Pearl Harbor sequences
- The USS Arizona Memorial, which straddles the USS Arizona sunk during the battle, can be briefly seen in a pan shot. The Memorial was dedicated in the 1960's.
- In the movie, the USS Arizona was sunk by a Aichi D3A Val, using a single bomb but the real-life Arizona was sunk by a "special bomb" from the B5N Kate utility bomber.
- Admiral Kimmel was not on a golf course on the morning of the attack, nor was he notified of the Japanese embassy leaving Washington, D.C. prior to the attack. The first official notification of the attack was received by General Short several hours after the attack had ended.
- At the time of the attack, the battleships in "Battleship Row" were tied directly together, not spaced 50 yards apart as they were in the movie.
- Some shots of the USS Hornet show an angle-decked carrier (USS Constellation) instead of a straight-decked carrier. The angled deck was a post-WWII invention.
- In the movie, in excess of eleven Mitsubishi A6M "Zero" fighters were destroyed or downed. In reality, only nine Zero fighters were destroyed by any means (i.e. anti-aircraft guns, planes) in the real bombing of Pearl Harbor.
- Japanese aircraft of that period were painted light grey, not green.
- Navy Nurse Betty dies during the Pearl Harbor attack, but no Navy Nurses died as a result of enemy action during the entirety of World War II, including the attack on Pearl Harbor.
- The ward dresses of the nurses have a different style than the ones Navy Nurses actually wore during WWII and no nurse would have worked with long hair falling freely about her shoulders.
- Some of the bombed ships are actually mothballed Knox-class frigates and Spruance-class destroyers, with the box launchers for anti-submarine rockets, known as ASROCs, visible. That technology wasn't available until the 1960s.
- One of the intelligence photos taken by the Japanese Spies shows a North Carolina class battleship none of which were in Pearl Harbor at that time. Two of each battleship class (Nevada class battleships (Nevada and Oklahoma), Pennsylvania class battleships (Arizona and Pennsyvania), Colorado class battleships (Maryland and West Virginia), and Tennessee class battleships (Tennessee and California) were moored at Pearl Harbor on that fateful day.

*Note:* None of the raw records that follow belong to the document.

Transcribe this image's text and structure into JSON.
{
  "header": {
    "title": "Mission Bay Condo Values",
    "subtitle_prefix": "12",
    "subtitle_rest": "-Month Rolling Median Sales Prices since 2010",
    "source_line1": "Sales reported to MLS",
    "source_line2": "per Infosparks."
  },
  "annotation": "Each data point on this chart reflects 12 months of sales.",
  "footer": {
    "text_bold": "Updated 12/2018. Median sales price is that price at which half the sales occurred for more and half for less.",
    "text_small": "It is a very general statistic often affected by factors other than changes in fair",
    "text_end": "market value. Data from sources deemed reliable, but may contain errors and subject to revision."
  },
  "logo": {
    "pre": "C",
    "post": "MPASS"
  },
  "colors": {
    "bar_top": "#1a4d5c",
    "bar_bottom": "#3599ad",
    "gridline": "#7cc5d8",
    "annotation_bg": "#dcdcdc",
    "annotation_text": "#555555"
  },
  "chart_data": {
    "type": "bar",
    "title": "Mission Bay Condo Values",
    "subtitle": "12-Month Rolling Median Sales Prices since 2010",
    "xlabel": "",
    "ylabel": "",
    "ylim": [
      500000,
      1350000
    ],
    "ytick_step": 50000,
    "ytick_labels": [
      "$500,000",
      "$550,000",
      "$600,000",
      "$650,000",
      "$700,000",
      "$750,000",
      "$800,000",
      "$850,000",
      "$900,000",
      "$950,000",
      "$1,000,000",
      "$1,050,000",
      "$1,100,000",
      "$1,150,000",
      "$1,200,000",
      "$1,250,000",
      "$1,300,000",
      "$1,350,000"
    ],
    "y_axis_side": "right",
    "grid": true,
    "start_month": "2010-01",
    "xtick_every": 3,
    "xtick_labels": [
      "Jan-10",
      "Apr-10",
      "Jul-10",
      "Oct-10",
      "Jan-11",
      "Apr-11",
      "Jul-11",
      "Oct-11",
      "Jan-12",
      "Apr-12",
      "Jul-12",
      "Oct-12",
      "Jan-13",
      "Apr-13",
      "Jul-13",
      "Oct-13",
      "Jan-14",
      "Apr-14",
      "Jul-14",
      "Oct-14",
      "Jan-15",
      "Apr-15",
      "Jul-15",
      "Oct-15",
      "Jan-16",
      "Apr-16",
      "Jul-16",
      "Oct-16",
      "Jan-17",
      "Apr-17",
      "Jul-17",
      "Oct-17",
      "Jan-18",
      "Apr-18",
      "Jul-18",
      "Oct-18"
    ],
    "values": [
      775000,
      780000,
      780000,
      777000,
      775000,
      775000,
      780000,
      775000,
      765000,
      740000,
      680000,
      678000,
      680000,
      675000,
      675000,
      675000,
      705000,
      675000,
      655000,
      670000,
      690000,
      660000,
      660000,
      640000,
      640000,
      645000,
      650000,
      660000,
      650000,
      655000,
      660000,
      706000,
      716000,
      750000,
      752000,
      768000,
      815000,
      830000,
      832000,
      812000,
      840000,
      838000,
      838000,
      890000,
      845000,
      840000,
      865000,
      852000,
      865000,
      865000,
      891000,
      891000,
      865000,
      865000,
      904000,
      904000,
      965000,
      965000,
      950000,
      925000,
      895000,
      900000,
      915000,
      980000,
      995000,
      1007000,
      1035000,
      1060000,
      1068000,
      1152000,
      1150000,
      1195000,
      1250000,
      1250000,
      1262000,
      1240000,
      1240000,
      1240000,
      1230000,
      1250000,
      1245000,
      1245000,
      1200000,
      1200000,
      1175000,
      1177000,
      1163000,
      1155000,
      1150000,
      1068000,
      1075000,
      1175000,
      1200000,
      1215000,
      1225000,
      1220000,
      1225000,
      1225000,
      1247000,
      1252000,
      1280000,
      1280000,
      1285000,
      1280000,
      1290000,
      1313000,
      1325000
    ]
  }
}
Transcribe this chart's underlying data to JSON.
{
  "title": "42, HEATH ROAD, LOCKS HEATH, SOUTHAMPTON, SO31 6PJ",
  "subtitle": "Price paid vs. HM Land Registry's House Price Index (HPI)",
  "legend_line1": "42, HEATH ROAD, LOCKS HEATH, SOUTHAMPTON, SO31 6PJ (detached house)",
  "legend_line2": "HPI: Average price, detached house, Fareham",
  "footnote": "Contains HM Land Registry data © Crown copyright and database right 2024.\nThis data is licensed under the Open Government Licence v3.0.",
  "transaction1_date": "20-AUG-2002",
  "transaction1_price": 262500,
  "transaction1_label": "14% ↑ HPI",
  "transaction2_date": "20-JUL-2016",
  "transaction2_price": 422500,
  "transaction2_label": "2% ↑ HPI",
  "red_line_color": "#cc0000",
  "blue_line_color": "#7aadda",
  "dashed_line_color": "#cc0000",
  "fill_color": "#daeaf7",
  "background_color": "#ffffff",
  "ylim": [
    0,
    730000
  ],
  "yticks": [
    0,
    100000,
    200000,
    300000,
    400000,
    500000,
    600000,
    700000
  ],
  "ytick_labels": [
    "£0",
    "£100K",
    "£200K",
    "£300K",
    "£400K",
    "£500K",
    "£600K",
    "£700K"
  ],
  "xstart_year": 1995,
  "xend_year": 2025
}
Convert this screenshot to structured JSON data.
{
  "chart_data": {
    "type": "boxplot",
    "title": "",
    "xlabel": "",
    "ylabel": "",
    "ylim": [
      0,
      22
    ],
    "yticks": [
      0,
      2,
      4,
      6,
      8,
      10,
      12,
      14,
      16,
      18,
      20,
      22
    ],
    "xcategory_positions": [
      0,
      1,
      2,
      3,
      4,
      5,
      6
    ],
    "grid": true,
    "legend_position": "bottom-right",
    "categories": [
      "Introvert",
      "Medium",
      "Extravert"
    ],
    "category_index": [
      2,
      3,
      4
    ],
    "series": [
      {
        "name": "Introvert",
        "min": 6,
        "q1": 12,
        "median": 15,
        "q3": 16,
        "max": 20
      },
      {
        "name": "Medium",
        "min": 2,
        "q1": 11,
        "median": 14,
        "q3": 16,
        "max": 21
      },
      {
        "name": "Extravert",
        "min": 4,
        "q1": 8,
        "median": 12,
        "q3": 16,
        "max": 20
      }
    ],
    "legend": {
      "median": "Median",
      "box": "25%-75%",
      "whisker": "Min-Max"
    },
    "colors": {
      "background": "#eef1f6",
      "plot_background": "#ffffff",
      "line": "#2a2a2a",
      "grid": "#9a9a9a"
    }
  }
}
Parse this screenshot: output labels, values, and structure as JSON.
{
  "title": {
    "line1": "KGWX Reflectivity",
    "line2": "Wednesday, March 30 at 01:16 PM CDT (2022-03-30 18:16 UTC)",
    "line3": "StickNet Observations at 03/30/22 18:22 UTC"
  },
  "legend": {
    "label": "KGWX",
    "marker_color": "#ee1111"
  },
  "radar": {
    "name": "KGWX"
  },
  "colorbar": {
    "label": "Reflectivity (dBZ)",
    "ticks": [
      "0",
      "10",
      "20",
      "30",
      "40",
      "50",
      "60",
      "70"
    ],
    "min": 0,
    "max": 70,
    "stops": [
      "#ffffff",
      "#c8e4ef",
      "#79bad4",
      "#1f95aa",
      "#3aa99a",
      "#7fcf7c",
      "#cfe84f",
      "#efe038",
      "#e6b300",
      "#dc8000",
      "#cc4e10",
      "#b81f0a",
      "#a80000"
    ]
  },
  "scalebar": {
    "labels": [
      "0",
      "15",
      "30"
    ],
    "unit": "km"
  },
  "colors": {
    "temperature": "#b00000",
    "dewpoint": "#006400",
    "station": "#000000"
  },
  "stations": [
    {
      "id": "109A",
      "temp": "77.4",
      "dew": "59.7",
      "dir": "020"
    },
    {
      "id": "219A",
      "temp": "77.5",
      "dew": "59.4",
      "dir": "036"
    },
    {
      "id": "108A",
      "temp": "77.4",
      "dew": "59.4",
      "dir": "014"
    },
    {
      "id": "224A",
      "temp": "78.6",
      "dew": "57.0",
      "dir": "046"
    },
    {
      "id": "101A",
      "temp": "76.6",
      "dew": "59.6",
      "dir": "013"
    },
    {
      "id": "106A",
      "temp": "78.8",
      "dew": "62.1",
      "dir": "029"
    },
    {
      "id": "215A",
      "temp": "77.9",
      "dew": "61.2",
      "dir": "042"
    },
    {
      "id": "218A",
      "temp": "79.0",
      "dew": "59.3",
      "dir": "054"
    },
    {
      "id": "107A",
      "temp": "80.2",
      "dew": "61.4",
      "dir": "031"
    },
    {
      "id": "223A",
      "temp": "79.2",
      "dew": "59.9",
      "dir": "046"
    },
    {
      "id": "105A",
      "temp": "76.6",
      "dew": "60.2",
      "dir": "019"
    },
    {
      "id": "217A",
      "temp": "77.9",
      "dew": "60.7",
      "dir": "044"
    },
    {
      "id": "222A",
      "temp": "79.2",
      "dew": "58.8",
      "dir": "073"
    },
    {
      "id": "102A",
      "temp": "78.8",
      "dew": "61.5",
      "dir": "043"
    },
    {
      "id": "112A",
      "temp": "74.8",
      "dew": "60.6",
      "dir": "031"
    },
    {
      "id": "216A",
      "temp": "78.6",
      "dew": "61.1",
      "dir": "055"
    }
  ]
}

- A retired Iowa class battleship was used to represent the USS West Virginia for Doris Miller's boxing match. However, the main gun barrels are corked, which is unusual during wartime or training exercises. Furthermore, Iowa battleships have a 3x3 main gun configuration versus the 4x2 layout of the West Virginia. Lastly, the West Virginia did not have the WWII-era bridge and masts found on newer US battleships until reconstruction was finished in 1943.
- During the attack on Pearl Harbor in the movie, the P-40N model of the P-40 Warhawk U.S. fighter aircraft is shown. However, the 'N' model of the P-40 was not available to the United States until 1943 though the Pearl Harbor attack takes place during 1941.
- At the Airfield where the pilots are composing themselves and trying to take action against the strafing Japanese planes, Ben Affleck's character erroneously says "P-40s can't outrun Zeroes, we'll just have to outfly them." In fact, the standard tactic for American and Allied pilots, from the AVG (Flying Tigers) in late-1940 through 1941 and throught the Pacific War, was basic "hit-and-run." They would dive on Zeroes, get what "hits" they could, and then outrun them.
- During the boxing scene onboard the battleship USS Arizona, the USS Whipple is shown for a brief moment. The USS Whipple which at the time was a mothballed Knox-Class Frigate.
- In reality, Yamamoto Isoroku did not participate in the attack.